しかし、提案されたサンプルをそのまま動かしても動きません(笑)
何度も試行錯誤(と言う名の「禅問答」)を繰り返し、次のプログラムを得ることが出来ました。
(途中で数回Google先生にお伺いを立てました)

import torch
from transformers import AutoTokenizer, AutoModelForCausalLM

model_name = "rinna/japanese-gpt2-medium"
tokenizer = AutoTokenizer.from_pretrained(model_name, padding_side="left")
model = AutoModelForCausalLM.from_pretrained(model_name, output_attentions=True)

input_text = "今日はカレーライスを食べました。明日はラーメンを食べようと思います。"
input_ids = tokenizer.encode(input_text, return_tensors='pt')

# Attentionを取得する
outputs = model(input_ids)
attentions = outputs.attentions
# 言語モデルに入力された文に対するAttentionの重みを取得
attention = torch.mean(attentions[-1], dim=1)[0].detach().numpy()

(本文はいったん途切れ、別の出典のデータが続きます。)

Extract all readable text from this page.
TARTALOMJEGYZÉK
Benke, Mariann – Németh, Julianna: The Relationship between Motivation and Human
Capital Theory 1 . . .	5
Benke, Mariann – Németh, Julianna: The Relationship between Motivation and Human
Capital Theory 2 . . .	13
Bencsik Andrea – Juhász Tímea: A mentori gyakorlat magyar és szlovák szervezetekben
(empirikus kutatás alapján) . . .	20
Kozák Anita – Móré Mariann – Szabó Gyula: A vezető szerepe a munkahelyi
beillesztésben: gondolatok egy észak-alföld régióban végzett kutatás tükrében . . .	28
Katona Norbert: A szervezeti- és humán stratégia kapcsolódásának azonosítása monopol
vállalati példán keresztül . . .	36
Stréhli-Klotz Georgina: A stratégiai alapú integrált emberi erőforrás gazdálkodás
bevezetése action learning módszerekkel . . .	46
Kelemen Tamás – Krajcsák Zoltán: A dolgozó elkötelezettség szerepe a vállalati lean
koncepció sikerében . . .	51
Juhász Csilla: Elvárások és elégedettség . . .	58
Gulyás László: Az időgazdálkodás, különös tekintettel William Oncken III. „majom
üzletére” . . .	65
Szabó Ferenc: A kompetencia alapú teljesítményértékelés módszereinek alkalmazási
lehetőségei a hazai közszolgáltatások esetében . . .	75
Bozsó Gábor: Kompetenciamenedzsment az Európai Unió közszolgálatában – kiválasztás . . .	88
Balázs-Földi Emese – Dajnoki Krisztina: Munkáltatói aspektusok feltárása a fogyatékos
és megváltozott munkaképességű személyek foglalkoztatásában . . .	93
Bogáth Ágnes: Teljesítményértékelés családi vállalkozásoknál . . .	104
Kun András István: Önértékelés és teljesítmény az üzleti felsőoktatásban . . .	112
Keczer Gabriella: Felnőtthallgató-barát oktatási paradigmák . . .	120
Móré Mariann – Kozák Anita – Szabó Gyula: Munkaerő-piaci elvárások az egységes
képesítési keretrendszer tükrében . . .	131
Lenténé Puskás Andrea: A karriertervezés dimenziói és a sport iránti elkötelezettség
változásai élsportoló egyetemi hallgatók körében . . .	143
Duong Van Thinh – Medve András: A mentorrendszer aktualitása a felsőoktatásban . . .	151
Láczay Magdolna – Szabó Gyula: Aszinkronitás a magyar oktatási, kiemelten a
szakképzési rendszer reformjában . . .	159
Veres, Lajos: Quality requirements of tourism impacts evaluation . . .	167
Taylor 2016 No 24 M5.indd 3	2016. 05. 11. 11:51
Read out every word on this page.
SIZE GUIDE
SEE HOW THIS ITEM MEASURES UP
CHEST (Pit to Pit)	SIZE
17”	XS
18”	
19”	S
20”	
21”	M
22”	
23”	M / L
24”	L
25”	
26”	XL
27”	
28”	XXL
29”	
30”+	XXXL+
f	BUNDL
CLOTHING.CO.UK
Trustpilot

import matplotlib.pyplot as plt
import numpy as np

import matplotlib as mpl
plt.rcParams['font.family'] = 'MS Gothic'

fig, ax = plt.subplots(figsize=(10, 10))
im = ax.imshow(attention)

ax.set_xticks(range(len(tokenizer.tokenize(input_text))))
ax.set_yticks(range(len(tokenizer.tokenize(input_text))))
ax.set_xticklabels(tokenizer.tokenize(input_text))
ax.set_yticklabels(tokenizer.tokenize(input_text))

plt.setp(ax.get_xticklabels(), rotation=45, ha="right", rotation_mode="anchor")

for i in range(len(tokenizer.tokenize(input_text))):
    for j in range(len(tokenizer.tokenize(input_text))):
        text = ax.text(j, i, "{:.2f}".format(attention[i, j]),
                       ha="center", va="center", color="w")

plt.show()

出力されたヒートマップは次のようになりました。

何となくですが「食べる」の文字に注意が向いているように見えます。

ちなみに3Dプロットライブラリで可視化した結果が以下です。

import matplotlib.pyplot as plt
from mpl_toolkits.mplot3d import Axes3D

# 3Dグラフを作成する
fig = plt.figure()
ax = fig.add_subplot(111, projection='3d')

# ノードを配置する
x, y, z = [0], [0], [0]
for i in range(len(attention)):
    for j in range(len(attention[i])):
        x.append(j+1)
        y.append(i+1)
        z.append(attention[i][j] * 100)

# ノードをプロットする
ax.scatter(x, y, z, s=100, alpha=0.5)

# グラフを表示する
plt.show()

3Dグラフでの可視化結果は次のようになりました。

うーん・・・、3Dにする意味が無かったですね。

普通に折れ線グラフで可視化してみましょう。

tokens = tokenizer.tokenize(input_text)
# 折れ線グラフをプロットする
plt.plot(attention)
plt.xticks(range(len(tokens)), tokens, rotation=90)
plt.show()

折れ線グラフでの可視化結果は次のようになりました。

グラフを見てみると「食べる」という単語に注意が向いているように見えます。

シャーロック・ホームズにはなれないが、ワトソン博士くらいには

#

ここまで ChatGPT先生とお付き合いさせて頂いてきて、私が得た感想は

まだシャーロック・ホームズにはなれないが、ワトソン博士くらいにはなれるかな

です。
シャーロック・ホームズのように完璧に問題を解決してくれることはないが、ワトソン博士のように「知っていることを丁寧に教えてくれる」役として十分に活用できるように思いました。
ちなみに、今は覚えている人も少なくなったとは思いますが、Windowsには「ワトソン博士」がいました。
Windowsに含まれているアプリケーション・デバッガ」です。
昔はワトソン博士に色々とお世話になりました。
また、診断ツールには「シャーロック」という名前がついていたようです。

これからどんどん ChatGPTを含むAI技術が進化していくと、いずれはワトソン博士からシャーロック・ホームズに進化するかもしれません。
筆者の年齢はアラカンですが、今の進化スピードなら”シャーロック・ホームズ”に生きているうちに会えるかもしれないと密かに期待している今日この頃です。

今後は他のTransformersたちも紹介していきたいと思います。